4.3.2. Kwaliteitsaspect 2 – Leertijd
Onderzoekscriterium 2:
De leerlingen krijgen voldoende tijd om zich voor te bereiden op passend vervolgonderwijs
Toelichting
Leerlingen moeten in beginsel binnen een tijdvak van acht aaneensluitende schooljaren
de school kunnen doorlopen (art. 8, negende lid, onder a, WPO). Elke individuele leerling moet voldoende tijd krijgen om die inzichten te verwerven
die noodzakelijk zijn om goed in het voortgezet onderwijs te kunnen functioneren (art. 2 WPO).
Particuliere scholen zijn vrij in de wijze waarop zij dit organiseren.
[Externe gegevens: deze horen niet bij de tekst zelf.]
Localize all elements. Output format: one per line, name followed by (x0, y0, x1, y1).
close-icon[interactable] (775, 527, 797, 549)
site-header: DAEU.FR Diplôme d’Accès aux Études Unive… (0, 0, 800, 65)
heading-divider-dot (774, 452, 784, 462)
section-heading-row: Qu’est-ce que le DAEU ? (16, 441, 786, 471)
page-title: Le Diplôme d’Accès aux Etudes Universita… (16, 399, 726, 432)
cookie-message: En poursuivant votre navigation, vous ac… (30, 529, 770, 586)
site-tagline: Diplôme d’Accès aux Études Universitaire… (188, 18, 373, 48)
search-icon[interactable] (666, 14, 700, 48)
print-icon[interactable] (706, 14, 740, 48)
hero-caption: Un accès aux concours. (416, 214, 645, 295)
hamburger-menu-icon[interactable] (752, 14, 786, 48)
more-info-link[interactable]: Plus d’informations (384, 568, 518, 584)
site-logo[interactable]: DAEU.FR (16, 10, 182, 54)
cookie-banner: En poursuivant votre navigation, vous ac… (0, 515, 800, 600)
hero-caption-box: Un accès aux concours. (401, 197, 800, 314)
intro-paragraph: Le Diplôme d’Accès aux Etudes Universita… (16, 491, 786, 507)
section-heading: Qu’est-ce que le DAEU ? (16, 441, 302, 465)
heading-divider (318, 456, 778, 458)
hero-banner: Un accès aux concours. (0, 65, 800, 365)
De inspectie
gaat er echter van uit dat het onderwijs zodanig wordt ingericht dat zoveel mogelijk
leerlingen in beginsel bij het bereiken van de leeftijd van twaalf jaar, de kerndoelen
hebben bereikt.
Belangrijke bronnen die de inspectie ter verificatie gebruikt zijn: gesprekken met
leraren, gesprekken met leerlingen en de resultaten van leerlingen op de verschillende
domeinen en vakken.
Daar waar nodig zal de inspectie vragen stellen als: hoe gaat de school na dat de
geprogrammeerde leertijd toereikend is voor het gehele onderwijsprogramma, hoe zorgt
de school ervoor dat de leerling aan de verschillende onderdelen van het curriculum
die hoeveelheid tijd besteedt die voor die leerling nodig is om tot voldoende resultaten
te komen, zijn er afspraken over de indeling en besteding van de onderwijstijd.
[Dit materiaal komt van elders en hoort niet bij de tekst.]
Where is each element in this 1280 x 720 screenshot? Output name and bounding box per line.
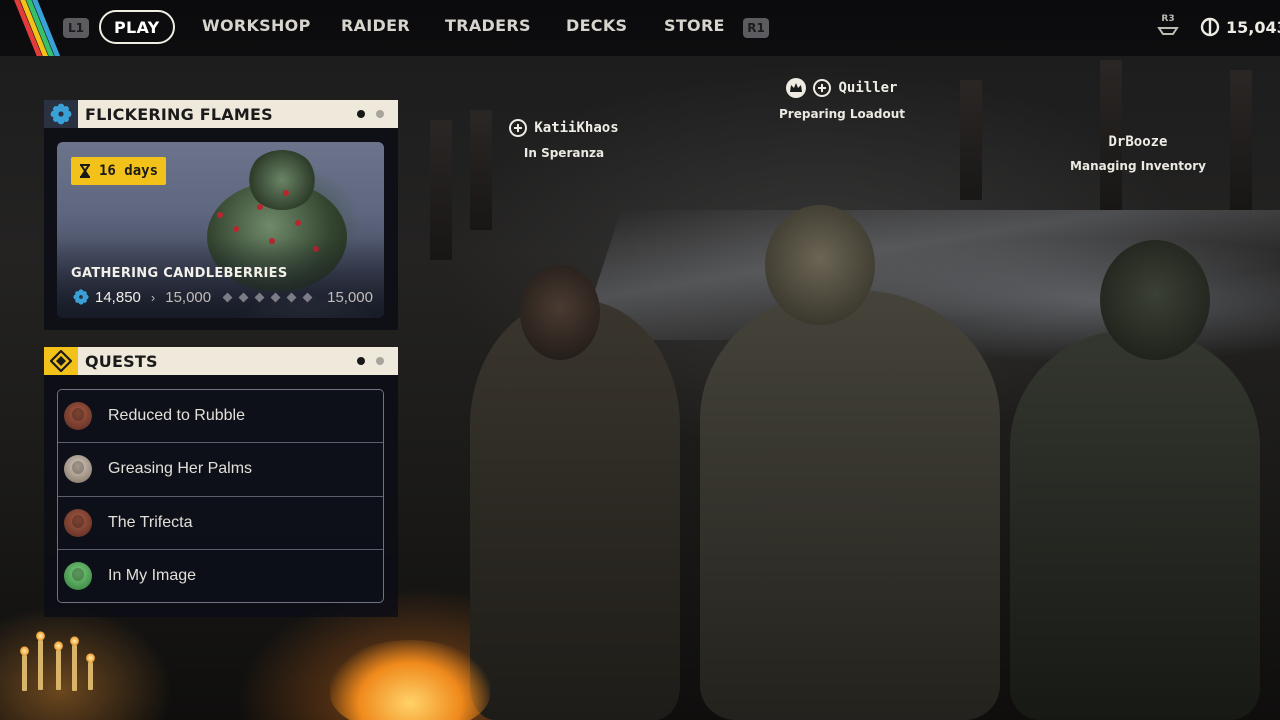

4.3.3. Kwaliteitsaspect 3 – Schoolklimaat
Onderzoekscriterium 3:
Het schoolklimaat leidt tot een leeromgeving die volgens maatschappelijk breed gedragen
uitgangspunten veilig en motiverend is.
De beoordeling of het pedagogisch handelen van leraren leidt tot een veilige en motiverende
leeromgeving vindt plaats aan de hand van vier subcriteria:
-
3.1 De school draagt zorg voor de fysieke, psychische en sociale veiligheid van de leerlingen;
-
3.2 De leraren bevorderen het zelfvertrouwen van de leerlingen;
-
3.3 De leraren bevorderen dat leerlingen op een respectvolle wijze met elkaar omgaan;
-
3.4 De leraren/de leerlingen handhaven de afgesproken gedragsregels.
-
3.5 De school draagt zorg voor een schoolcultuur die in overeenstemming is met de basiswaarden
van de democratische rechtstaat, en creëert daarmee een omgeving waarin leerlingen
worden gestimuleerd actief te oefenen met de omgang met deze waarden en draagt voorts
zorg voor een omgeving waarin leerlingen en personeel zich veilig en geaccepteerd
weten, ongeacht de in artikel 8, derde lid, onder c, WPO genoemde verschillen.
Toelichting
De school is verplicht om zorg te dragen voor de fysieke, psychische en sociale veiligheid
van leerlingen (art. 4c WPO). Daartoe monitort de school jaarlijks door middel van een objectief instrument (bijvoorbeeld
een vragenlijst) de veiligheidsbeleving en het welbevinden van de leerlingen.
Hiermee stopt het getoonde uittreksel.